After that I headed out to the Tower of London. My goal – today – see the Crown Jewels. I found my way down to Tower Hill with just a little difficulty. That tube line is a bit confusing. On the way I passes the University College of London (which seemed redundant).
Outside the tube station and before you cross over to the Tower (which is not really a tower) there was the remnants of an ancient Roman wall.
I crossed over and bought my ticket to enter the impressive fortress known as the Tower of London. I am posting the pictures. They need little description here. I’ve included most of that in the captions.
My main objective was to see the Crown Jewels so, I didn’t go into any of the other buildings. The line to see the exhibit was about an hour long and I had to get back up to central London for my next jaunt.
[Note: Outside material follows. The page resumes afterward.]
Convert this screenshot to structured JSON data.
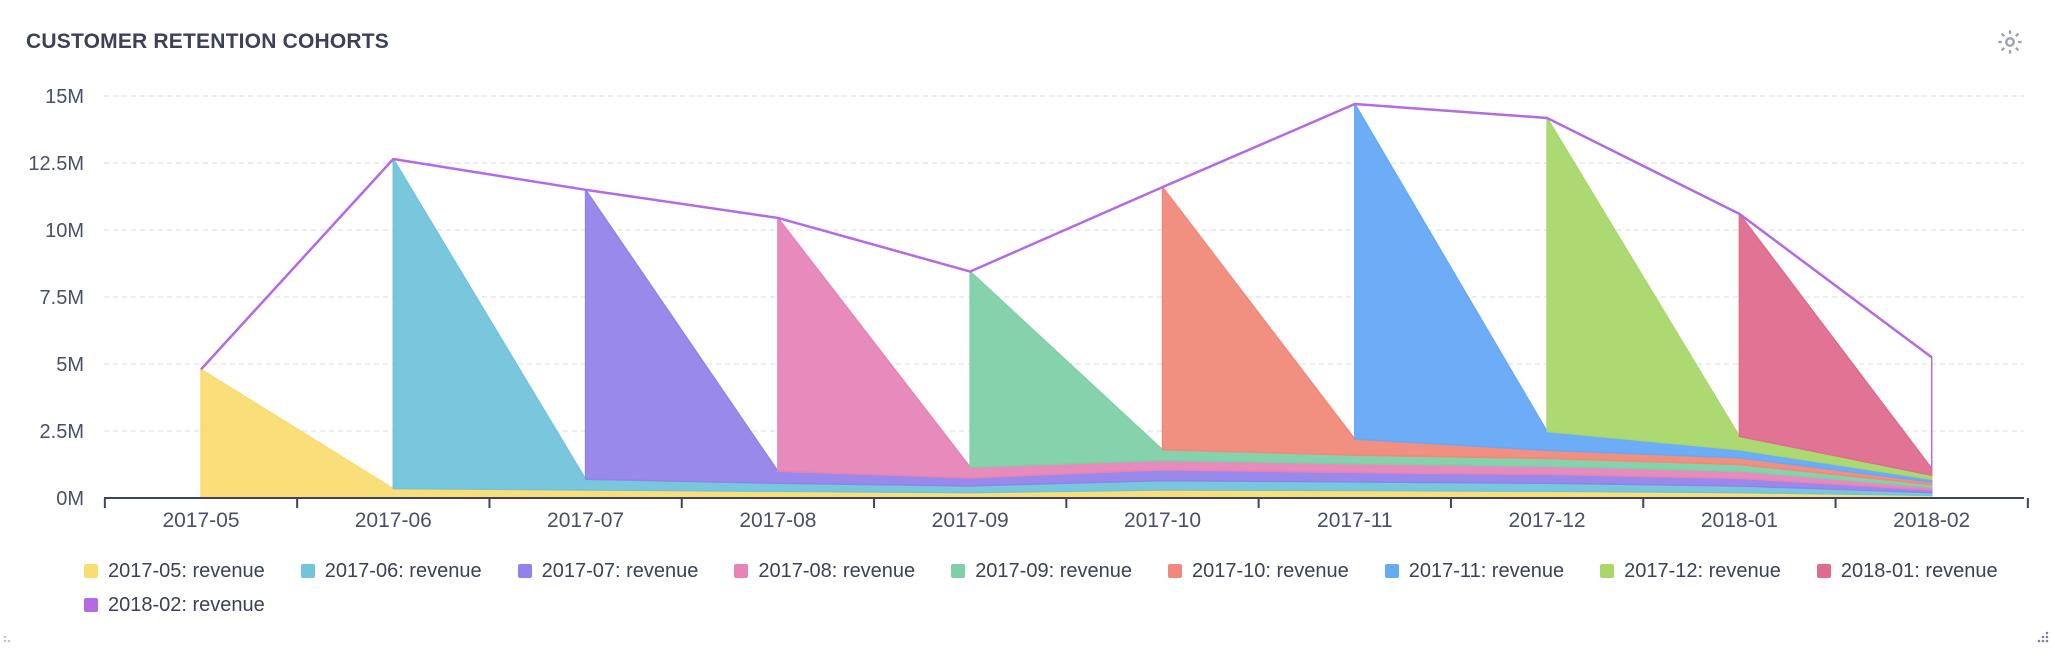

The exhibit though did not disappoint. (Sorry, again no pictures.) Once you enter the Waterloo Barracks, there are several rooms with information and history presented in a number of ways. It builds nicely until you come into the first of several rooms with the artifacts that are or have been used in various ceremonies that most important of which is the coronation of the sovereign. You have to realize that no photograph can do these items justice. Displayed in a relatively low light they are dazzling and breathtakingly beautiful. It is difficult to say what I liked best. One item I did not expect to see was the small crown Victoria had made after Albert died that she wore in most of her official portraits and to official functions. It was tiny and very delicate. One item I found amusing was a solid (I assume) gold punchbowl that is three feet across used in the past for the coronation banquet. The ornamentation was incredibly ostentatious. The ladle was similarly sized.
I left the Tower to head back and meet Christina. She wanted to take me to one of her favorite areas of London – Hampstead. Apparently, Hampstead was at one time a village on the outskirts of London and incorporated into the city. During the early 19th century the romantic poet John Keats lived here during part of his short life. Today the neighborhood is home to the wealthy. It is a picturesque place with beautiful homes and nice shopping judging from the stores I saw. We had dinner in lovely little french restaurant and walked up to Hampstead Heath which is a sizable green space with a terrific view of the city.
I did find the Baptist church an odd thing. It has been a busy day but, it ended lovely with the walk through the heath.